Albania: Tirana secures a sovereign rating
Albania has finally secured a credit rating in a move that the authorities in Tirana hope will help boost the Balkan republic’s investment profile with international investors. Moody’s Investors Service assigned a Ba1 country ceiling for foreign-currency bonds and a B1 issuer rating to the government. Moody’s also awarded a B2 foreign-currency bank deposit ceiling along with a local-currency country ceiling of A3 and a local-currency bank deposit ceiling of Baa1. All ratings carry a stable outlook.
"The macroeconomy suffers from a weak export performance, a shortage of energy, poorly defined and enforced property rights, including an absence of a comprehensive land title registry, a court system that is sub-optimal, and a generally cumbersome business environment," says Jonathan Schiffer, senior credit officer in Moody’s sovereign risk unit. However, he adds: "With the exception of the trade performance, all these weaknesses are being addressed by government and multilateral projects."

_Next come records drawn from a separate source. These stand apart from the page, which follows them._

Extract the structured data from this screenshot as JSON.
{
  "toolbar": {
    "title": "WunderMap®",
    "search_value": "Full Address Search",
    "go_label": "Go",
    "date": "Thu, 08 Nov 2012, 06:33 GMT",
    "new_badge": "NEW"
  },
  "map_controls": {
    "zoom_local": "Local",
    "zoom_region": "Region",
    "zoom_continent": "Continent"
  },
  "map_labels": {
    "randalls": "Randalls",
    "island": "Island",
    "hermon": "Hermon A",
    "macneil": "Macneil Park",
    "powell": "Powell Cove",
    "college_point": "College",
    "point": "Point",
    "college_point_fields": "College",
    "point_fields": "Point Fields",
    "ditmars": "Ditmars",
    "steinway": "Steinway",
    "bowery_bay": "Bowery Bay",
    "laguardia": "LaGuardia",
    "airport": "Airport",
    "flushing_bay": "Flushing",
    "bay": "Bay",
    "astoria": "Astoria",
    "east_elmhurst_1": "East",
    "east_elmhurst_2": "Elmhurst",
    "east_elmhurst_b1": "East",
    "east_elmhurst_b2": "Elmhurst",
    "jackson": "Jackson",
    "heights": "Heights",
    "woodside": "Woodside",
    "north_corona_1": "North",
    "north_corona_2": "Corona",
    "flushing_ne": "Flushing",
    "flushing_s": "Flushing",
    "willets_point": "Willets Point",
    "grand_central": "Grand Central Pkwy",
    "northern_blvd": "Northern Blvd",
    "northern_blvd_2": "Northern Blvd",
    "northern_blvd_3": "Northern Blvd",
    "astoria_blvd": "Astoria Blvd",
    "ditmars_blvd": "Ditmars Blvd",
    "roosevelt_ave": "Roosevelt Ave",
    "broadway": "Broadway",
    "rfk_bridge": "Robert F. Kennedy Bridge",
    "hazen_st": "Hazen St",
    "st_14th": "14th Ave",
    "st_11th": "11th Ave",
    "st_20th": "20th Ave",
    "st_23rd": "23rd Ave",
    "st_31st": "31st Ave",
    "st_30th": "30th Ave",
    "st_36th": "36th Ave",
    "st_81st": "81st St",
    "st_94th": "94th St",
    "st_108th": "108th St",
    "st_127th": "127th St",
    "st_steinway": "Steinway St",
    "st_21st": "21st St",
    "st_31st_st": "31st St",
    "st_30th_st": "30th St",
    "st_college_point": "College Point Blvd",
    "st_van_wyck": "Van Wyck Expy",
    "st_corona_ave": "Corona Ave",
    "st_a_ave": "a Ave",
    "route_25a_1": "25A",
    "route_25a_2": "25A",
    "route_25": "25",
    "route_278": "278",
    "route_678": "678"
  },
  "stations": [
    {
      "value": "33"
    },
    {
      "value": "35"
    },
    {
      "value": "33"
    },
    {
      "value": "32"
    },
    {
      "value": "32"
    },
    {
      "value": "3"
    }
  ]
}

James Oates, senior adviser at UniCredit Markets & Investment Banking in London, believes that although the economic climate is still challenging, it is changing for the better. "By and large things are improving in Albania," he says. "But it’s still very much a tale of two economies – on the one hand the public sector is still very slow and inefficient, on the other, the private sector is extremely dynamic and efficient and is beginning to attract significant amounts of inward investment."
On the political front, Moody’s notes that Albania benefits greatly from a political class that is pro-business and that there are no big differences between political parties on economic or foreign policy, as all participants tend to be in favour of EU and Nato membership, and strongly supportive of the cautious economic policy recommendations received from the IMF, the US Treasury and the World Bank.